Pairwise LTR uses classification or regression to discover the best order for a pair of items at a time, classifying all the different pairings for items in the list as correctly or incorrectly ranked and working through them to get the ranking for the whole group. There are multiple methods using different techniques for both the cost function and the learning algorithm, including neural networks, random forests, boosting and Support Vector Machines (SVM).
Early pairwise methods like RankNet used a cost function that’s about minimizing the number of times a lower rated item is ranked above one with a higher rating and Stochastic Gradient Descent to train the neural network. LambdaRank gets faster, more accurate results using the gradient of that cost (whether an item should move up or down because of its ranking, and by how much), and LambdaMART improves on that using gradient boosted decision trees.
Listwise LTR methods like ListNet rank the whole list rather than working through pairs, using probability models for the cost. For images, using a subset of the list of images can work better and combining all three cost functions can also improve ranking performance.
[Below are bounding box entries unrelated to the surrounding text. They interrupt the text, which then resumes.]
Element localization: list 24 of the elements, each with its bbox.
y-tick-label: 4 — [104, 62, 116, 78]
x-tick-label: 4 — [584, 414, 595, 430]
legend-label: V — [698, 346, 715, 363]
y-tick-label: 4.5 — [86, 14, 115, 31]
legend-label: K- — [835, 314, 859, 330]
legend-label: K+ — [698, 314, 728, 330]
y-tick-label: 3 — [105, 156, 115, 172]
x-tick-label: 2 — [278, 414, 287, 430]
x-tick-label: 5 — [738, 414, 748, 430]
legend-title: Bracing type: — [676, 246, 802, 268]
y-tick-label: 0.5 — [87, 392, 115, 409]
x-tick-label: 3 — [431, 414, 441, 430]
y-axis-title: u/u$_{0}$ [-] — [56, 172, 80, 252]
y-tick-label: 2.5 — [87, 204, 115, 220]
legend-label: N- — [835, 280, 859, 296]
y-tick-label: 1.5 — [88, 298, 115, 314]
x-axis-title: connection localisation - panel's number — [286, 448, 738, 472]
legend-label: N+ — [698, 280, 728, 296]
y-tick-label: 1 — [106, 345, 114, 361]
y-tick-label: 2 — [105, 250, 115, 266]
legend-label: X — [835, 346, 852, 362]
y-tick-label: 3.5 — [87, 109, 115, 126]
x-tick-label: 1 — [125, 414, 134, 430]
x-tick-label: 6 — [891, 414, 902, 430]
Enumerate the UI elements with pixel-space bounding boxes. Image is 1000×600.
The first search engine to use LTR was AltaVista (which was bought by Yahoo) and the key work on LTR was done between 2008 and 2011, with Yahoo and Microsoft releasing training data sets and holding competitions, and the techniques from that era are the ones that are commonly used — but there’s still plenty of on-going research. Venkataraman called “the intersection of deep learning and IR (information retrieval)” particularly important; recently, he says, “Word embeddings (converting query tokens into a higher dimensional space), as well as neural nets, got quite some attention.”
There’s also research into semi-supervised versions of LTR. Supervised learning relies on well-labeled training data from human experts (like the human judges Google uses to get test scores for changes to its search algorithm), which offers high-quality data — but it’s expensive and only covers a fraction of whatever it is that you want to rank. Analysing search logs and click-through rates is cheaper and works at a much larger scale, but there’s often bias in that kind of implicit data (the top results will get more clicks but may not be the best match, and if none of the results are clicked you get no useful information).
Tools for LTR
Several LTR tools that were submitted to LTR challenges run by Yahoo, Microsoft and Yandex are available as open source and the Dlib C++ machine learning library includes a tool for training a Ranking SVM. The pyltr library is a Python LTR toolkit with ranking models, evaluation metrics and some handy data tools.
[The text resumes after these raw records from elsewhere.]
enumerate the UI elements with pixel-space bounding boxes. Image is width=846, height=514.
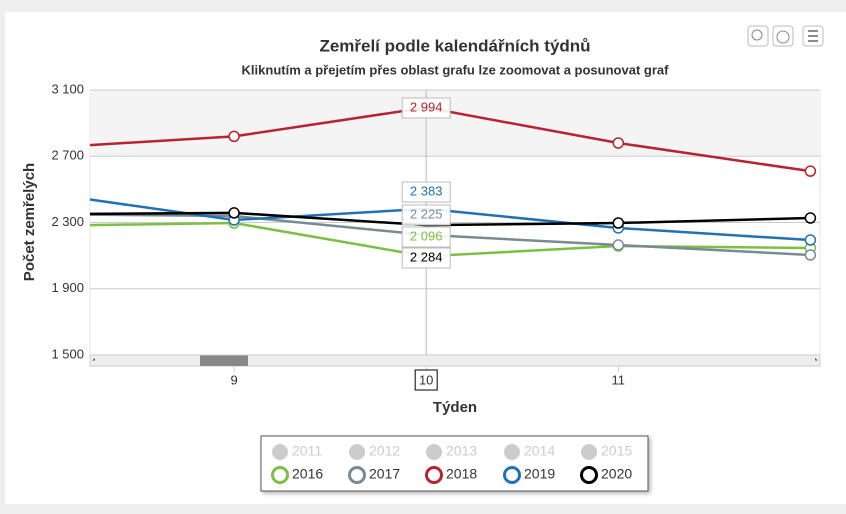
legend-label[interactable]: 2020 [601,466,632,482]
point-marker [804,234,817,246]
chart-subtitle: Kliknutím a přejetím přes oblast grafu l… [242,62,670,77]
reset-icon [776,30,790,44]
scrollbar-thumb[interactable] [200,355,248,366]
legend-symbol-inactive[interactable] [272,444,288,460]
y-tick-label: 2 300 [51,214,84,229]
legend-label[interactable]: 2018 [446,466,477,482]
legend-label-inactive[interactable]: 2012 [369,443,400,459]
point-marker [228,207,240,219]
x-axis-title: Týden [433,399,477,416]
zoom-icon [751,29,763,41]
point-marker [804,165,817,177]
tooltip-value: 2 284 [410,249,443,264]
legend-symbol[interactable] [271,466,289,484]
y-axis-title: Počet zemřelých [21,163,38,281]
y-tick-label: 2 700 [51,148,84,163]
y-tick-label: 3 100 [51,81,84,96]
chart-title: Zemřelí podle kalendářních týdnů [319,36,590,55]
legend-symbol-inactive[interactable] [349,444,365,460]
legend-label[interactable]: 2019 [524,466,555,482]
plot-band [90,90,820,156]
y-tick-label: 1 500 [51,346,84,361]
legend-label-inactive[interactable]: 2014 [524,443,555,459]
legend-symbol-inactive[interactable] [581,444,597,460]
legend-symbol-inactive[interactable] [426,444,442,460]
legend-label-inactive[interactable]: 2013 [446,443,477,459]
point-marker [804,249,817,261]
tooltip-value: 2 383 [410,183,443,198]
tooltip-box [401,226,451,248]
legend-symbol[interactable] [425,466,443,484]
point-marker [612,217,625,229]
tooltip-value: 2 994 [410,99,443,114]
tooltip-box [401,247,451,269]
menu-icon [808,30,818,42]
zoom-button[interactable] [747,25,769,47]
x-tick-label: 11 [612,372,626,387]
legend-label[interactable]: 2017 [369,466,400,482]
tooltip-value: 2 096 [410,228,443,243]
legend-symbol[interactable] [503,466,521,484]
legend-label[interactable]: 2016 [292,466,323,482]
point-marker [612,137,625,149]
x-tick-label: 9 [230,372,237,387]
scrollbar[interactable] [89,354,821,367]
legend-label-inactive[interactable]: 2015 [601,443,632,459]
point-marker [228,130,240,143]
x-tick-label: 10 [419,372,433,387]
tooltip-box [401,181,451,203]
legend-symbol[interactable] [348,466,366,484]
point-marker [804,212,817,224]
scrollbar-track[interactable] [89,354,821,367]
point-marker [612,239,625,251]
y-tick-label: 1 900 [51,280,84,295]
tooltip-box [401,97,451,119]
legend-symbol[interactable] [580,466,598,484]
tooltip-box [401,204,451,226]
legend-label-inactive[interactable]: 2011 [292,443,322,459]
crosshair-label-box [414,369,438,391]
toolbar [747,25,824,47]
legend-symbol-inactive[interactable] [504,444,520,460]
tooltip-value: 2 225 [410,206,443,221]
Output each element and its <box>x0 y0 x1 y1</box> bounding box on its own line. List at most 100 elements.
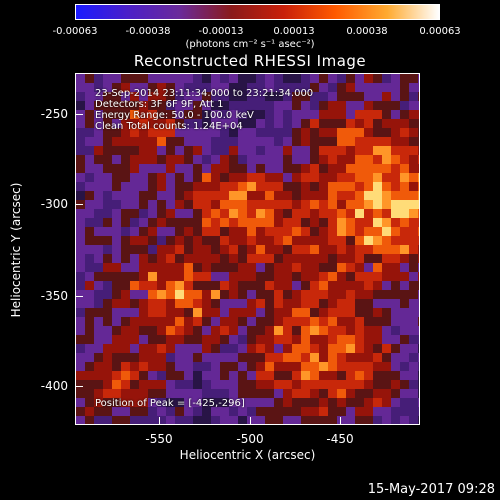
image-pixel <box>238 83 247 92</box>
image-pixel <box>373 407 382 416</box>
image-pixel <box>256 353 265 362</box>
image-pixel <box>166 308 175 317</box>
image-pixel <box>148 371 157 380</box>
image-pixel <box>94 227 103 236</box>
image-pixel <box>247 353 256 362</box>
image-pixel <box>310 290 319 299</box>
image-pixel <box>202 74 211 83</box>
image-pixel <box>274 173 283 182</box>
image-pixel <box>139 371 148 380</box>
image-pixel <box>130 101 139 110</box>
image-pixel <box>400 182 409 191</box>
image-pixel <box>157 398 166 407</box>
image-pixel <box>373 335 382 344</box>
image-pixel <box>355 362 364 371</box>
image-pixel <box>301 227 310 236</box>
image-pixel <box>103 209 112 218</box>
image-pixel <box>202 263 211 272</box>
image-pixel <box>193 272 202 281</box>
image-pixel <box>220 299 229 308</box>
image-pixel <box>319 236 328 245</box>
image-pixel <box>76 389 85 398</box>
image-pixel <box>256 344 265 353</box>
image-pixel <box>382 137 391 146</box>
image-pixel <box>391 92 400 101</box>
image-pixel <box>202 272 211 281</box>
image-pixel <box>238 173 247 182</box>
image-pixel <box>76 263 85 272</box>
image-pixel <box>121 254 130 263</box>
image-pixel <box>166 380 175 389</box>
image-pixel <box>328 281 337 290</box>
image-pixel <box>337 83 346 92</box>
image-pixel <box>148 272 157 281</box>
image-pixel <box>400 389 409 398</box>
image-pixel <box>238 218 247 227</box>
image-pixel <box>346 191 355 200</box>
image-pixel <box>94 317 103 326</box>
image-pixel <box>184 326 193 335</box>
image-pixel <box>274 371 283 380</box>
image-pixel <box>166 245 175 254</box>
image-pixel <box>283 119 292 128</box>
image-pixel <box>373 209 382 218</box>
image-pixel <box>301 398 310 407</box>
image-pixel <box>364 299 373 308</box>
image-pixel <box>337 227 346 236</box>
image-pixel <box>139 254 148 263</box>
image-pixel <box>247 416 256 424</box>
image-pixel <box>193 290 202 299</box>
image-pixel <box>256 83 265 92</box>
image-pixel <box>175 101 184 110</box>
image-pixel <box>247 254 256 263</box>
image-pixel <box>211 389 220 398</box>
image-pixel <box>139 335 148 344</box>
image-pixel <box>157 101 166 110</box>
image-pixel <box>355 146 364 155</box>
image-pixel <box>121 218 130 227</box>
image-pixel <box>220 416 229 424</box>
image-pixel <box>283 200 292 209</box>
image-pixel <box>400 83 409 92</box>
image-pixel <box>112 290 121 299</box>
image-pixel <box>229 92 238 101</box>
image-pixel <box>283 290 292 299</box>
image-pixel <box>184 74 193 83</box>
image-pixel <box>76 380 85 389</box>
image-pixel <box>337 74 346 83</box>
image-pixel <box>256 416 265 424</box>
image-pixel <box>193 209 202 218</box>
image-pixel <box>346 272 355 281</box>
image-pixel <box>310 353 319 362</box>
image-pixel <box>346 317 355 326</box>
image-pixel <box>157 245 166 254</box>
image-pixel <box>382 371 391 380</box>
image-pixel <box>175 218 184 227</box>
image-pixel <box>328 200 337 209</box>
image-pixel <box>382 236 391 245</box>
image-pixel <box>247 173 256 182</box>
image-pixel <box>418 389 419 398</box>
image-pixel <box>256 164 265 173</box>
image-pixel <box>229 263 238 272</box>
image-pixel <box>202 146 211 155</box>
image-pixel <box>193 83 202 92</box>
image-pixel <box>346 101 355 110</box>
image-pixel <box>292 164 301 173</box>
image-pixel <box>157 416 166 424</box>
image-pixel <box>94 272 103 281</box>
image-pixel <box>328 146 337 155</box>
image-pixel <box>355 137 364 146</box>
image-pixel <box>247 281 256 290</box>
image-pixel <box>94 164 103 173</box>
image-pixel <box>121 110 130 119</box>
image-pixel <box>364 119 373 128</box>
image-pixel <box>175 263 184 272</box>
image-pixel <box>256 290 265 299</box>
image-pixel <box>346 407 355 416</box>
image-pixel <box>184 290 193 299</box>
image-pixel <box>274 335 283 344</box>
image-pixel <box>283 182 292 191</box>
image-pixel <box>391 335 400 344</box>
image-pixel <box>130 191 139 200</box>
For most developers, LTR tools in search tools and services will be more useful. LinkedIn open sourced sample code for building an end-to-end ‘instant’ search system on Elasticsearch that uses LTR. The Azure Search service for building custom search engines has LTR functionality built in for relevance ranking; the custom code Ernst and Young built to create a custom search engine for the US tax code is on available as Python scripts and Jupyter notebooks. That’s a good example of combining LTR with natural language processing (in this case using Microsoft’s LUIS Language Understanding Service API) for extracting features for ranking documents.
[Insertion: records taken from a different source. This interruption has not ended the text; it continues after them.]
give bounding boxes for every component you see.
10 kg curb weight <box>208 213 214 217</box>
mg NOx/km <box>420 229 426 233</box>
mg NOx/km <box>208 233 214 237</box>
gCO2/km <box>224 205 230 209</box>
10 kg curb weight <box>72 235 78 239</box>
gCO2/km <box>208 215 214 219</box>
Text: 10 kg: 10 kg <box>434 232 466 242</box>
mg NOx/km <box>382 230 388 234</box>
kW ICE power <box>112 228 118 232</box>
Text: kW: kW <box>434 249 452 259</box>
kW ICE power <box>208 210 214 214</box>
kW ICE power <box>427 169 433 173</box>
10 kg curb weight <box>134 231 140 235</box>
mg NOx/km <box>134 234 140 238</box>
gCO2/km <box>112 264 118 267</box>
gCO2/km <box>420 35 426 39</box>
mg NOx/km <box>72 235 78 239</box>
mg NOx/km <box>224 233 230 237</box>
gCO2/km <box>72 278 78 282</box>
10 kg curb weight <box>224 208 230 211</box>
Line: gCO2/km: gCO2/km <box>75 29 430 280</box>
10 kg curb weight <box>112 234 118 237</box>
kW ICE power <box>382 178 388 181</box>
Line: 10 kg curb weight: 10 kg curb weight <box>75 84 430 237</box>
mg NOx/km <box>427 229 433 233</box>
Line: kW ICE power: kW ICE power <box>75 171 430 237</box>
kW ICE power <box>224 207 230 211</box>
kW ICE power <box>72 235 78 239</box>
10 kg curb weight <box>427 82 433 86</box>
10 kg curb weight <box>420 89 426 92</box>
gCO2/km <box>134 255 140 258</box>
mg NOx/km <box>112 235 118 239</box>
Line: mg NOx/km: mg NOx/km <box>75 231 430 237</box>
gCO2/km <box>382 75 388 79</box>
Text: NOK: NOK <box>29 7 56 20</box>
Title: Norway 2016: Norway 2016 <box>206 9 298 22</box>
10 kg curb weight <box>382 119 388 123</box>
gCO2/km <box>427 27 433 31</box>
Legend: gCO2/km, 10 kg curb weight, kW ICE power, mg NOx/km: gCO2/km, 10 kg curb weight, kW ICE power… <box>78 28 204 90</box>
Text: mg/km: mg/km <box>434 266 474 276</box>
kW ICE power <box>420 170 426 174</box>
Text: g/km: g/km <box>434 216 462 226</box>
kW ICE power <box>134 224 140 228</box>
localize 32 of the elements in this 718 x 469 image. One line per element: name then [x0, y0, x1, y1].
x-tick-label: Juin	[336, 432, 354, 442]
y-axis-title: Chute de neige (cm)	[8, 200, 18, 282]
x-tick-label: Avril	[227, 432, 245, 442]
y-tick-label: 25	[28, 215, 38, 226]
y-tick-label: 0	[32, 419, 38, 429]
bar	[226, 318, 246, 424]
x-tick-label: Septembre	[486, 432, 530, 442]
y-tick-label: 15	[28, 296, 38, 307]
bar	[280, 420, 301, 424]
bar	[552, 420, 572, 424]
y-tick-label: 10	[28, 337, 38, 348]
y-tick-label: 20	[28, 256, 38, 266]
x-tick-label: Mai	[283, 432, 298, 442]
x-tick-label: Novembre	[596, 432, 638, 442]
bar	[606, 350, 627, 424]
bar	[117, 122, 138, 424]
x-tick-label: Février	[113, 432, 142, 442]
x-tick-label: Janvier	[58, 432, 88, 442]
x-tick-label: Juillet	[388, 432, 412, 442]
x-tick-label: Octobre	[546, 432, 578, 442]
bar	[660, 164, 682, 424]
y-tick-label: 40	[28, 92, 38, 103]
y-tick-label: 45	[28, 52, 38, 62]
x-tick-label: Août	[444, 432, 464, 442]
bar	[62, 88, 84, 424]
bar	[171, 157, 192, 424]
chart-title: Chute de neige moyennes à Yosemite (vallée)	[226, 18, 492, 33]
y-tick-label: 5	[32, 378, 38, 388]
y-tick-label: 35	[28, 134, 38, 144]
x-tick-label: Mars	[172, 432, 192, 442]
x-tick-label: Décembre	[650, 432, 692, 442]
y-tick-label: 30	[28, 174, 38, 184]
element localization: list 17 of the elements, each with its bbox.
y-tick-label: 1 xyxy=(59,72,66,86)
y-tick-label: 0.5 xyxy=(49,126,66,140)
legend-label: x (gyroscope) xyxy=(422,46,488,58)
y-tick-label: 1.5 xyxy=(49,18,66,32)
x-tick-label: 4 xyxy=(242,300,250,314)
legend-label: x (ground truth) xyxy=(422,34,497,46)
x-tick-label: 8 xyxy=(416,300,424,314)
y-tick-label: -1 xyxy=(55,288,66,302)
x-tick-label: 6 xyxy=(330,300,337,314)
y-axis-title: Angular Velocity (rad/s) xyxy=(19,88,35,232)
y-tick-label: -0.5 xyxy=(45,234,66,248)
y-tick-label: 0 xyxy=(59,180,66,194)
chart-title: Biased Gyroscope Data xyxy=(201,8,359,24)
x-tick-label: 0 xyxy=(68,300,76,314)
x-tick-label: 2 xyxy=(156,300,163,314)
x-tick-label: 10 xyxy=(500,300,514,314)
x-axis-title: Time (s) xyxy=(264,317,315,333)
Bloomberg’s LTR plugin is now built into Solr; it extends the existing RankQuery in the platform and reranks a number of documents using your ranking model (which is deployed as a Solr managed resource) and feature information (so features can be built in Solr with short, simple scripts and rich search options like synonyms and phrase matching still work). That makes sophisticated results ranking available relatively simply, in a popular search platform.